En liaison avec le travail précédent, il s’est agit, dans le cadre du stage effectué en 2012 au groupe par Adrien Vidal, sous l'encadrement de Jérôme Villeneuve, de mettre en oeuvre le passage du phénomène sonore à l'une de ses descriptions susceptible de constituer l'entrée du problème inverse. Le parti pris ici est de considérer le signal sonore comme constitué de deux composantes. Une liée à un évènement sonore isolé : sa hauteur, sa durée et son évolution au cours du temps. L’autre, d’ordre évènementiel, est liée au geste : ce même événement sonore peut intervenir plusieurs fois, mais avec des variations selon les occurrences. L’étude du geste est importante dans l’approche inverse car elle permet de simplifier la création du modèle lors de la résolution inverse : au lieu de créer un modèle par événement sonore, on pourra créer un seul modèle par « instrument identifiable» qui sera percuté plusieurs fois. Les paramètres considérés sont tout d’abord les instants d’apparition d’un événement sonore, ses caractéristiques (richesse spectrale et atténuation) ainsi que la notion de redondance, c’est-à-dire si ce même événement intervient plusieurs fois dans le signal (on peut alors parler de pattern rythmique).
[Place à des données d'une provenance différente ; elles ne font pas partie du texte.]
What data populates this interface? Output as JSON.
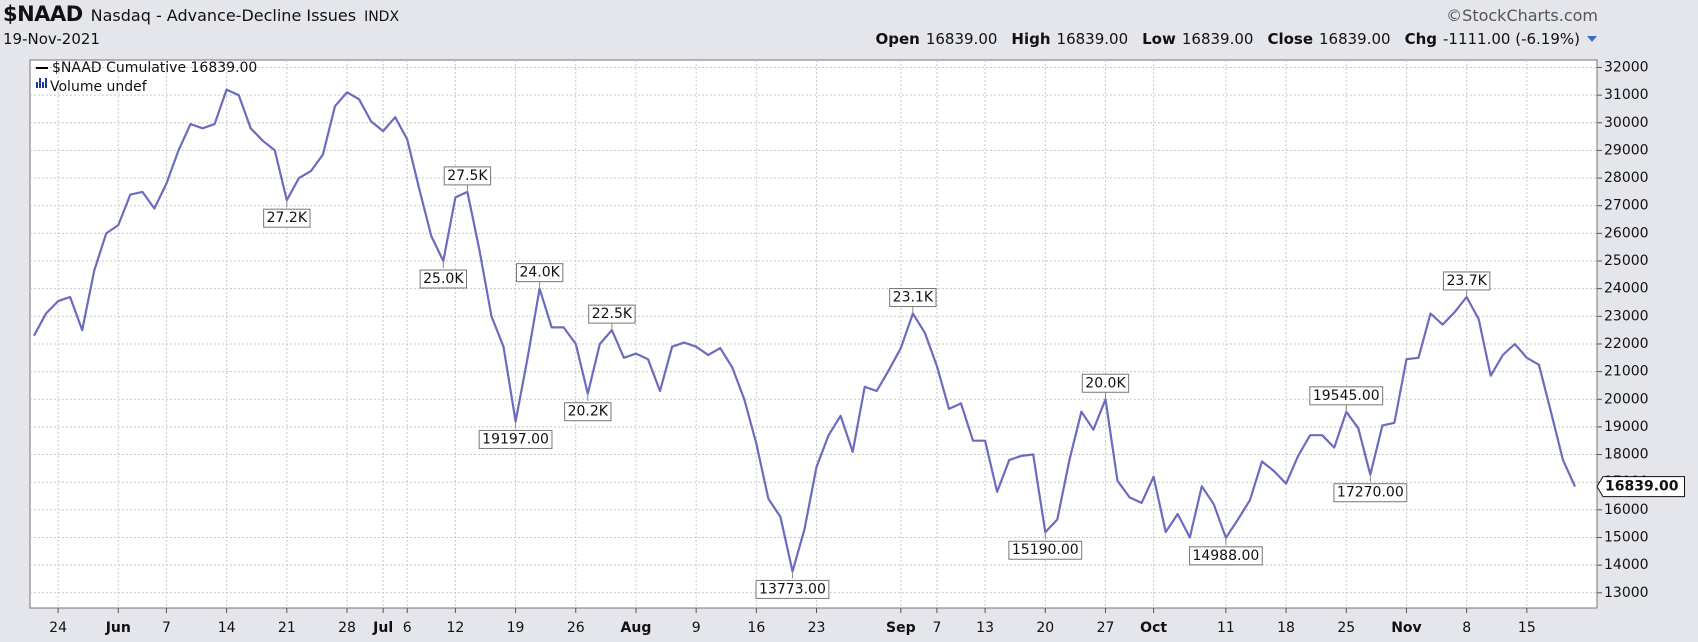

Pour obtenir ces paramètres, le choix a été fait de commencer par trouver des solutions fonctionnant pour des sons simples, puis de complexifier au fur et à mesure les sons étudiés. De cette manière, l’algorithme peut être adapté pour permettre la résolution des cas plus généraux. Des informations élémentaires ont été extraites des sons d'étude, engendrés eux-mêmes avec GENESIS : évolutions dynamiques, spectres, etc. Plusieurs méthodes de résolution ont été implantées. Pour la détection des instants d’apparition la "technique du flux spectral" à partir de transformée de Fourier a été utilisée. Les amortissements des événements sonores ont été calculés par une approximation en exponentielle décroissante avec la méthode des moindres carrés. Enfin, associant les différents sons qui ont des propriétés communes en un même instrument, il est alors possible de déterminer les caractéristiques des différents modèles générateurs. Ce travail a fait l'objet de scripts en langage PNSL, pour être utilisés et appliqués dans le cadre du système de résolution de problème inverse décrit dans le paragraphe précédent.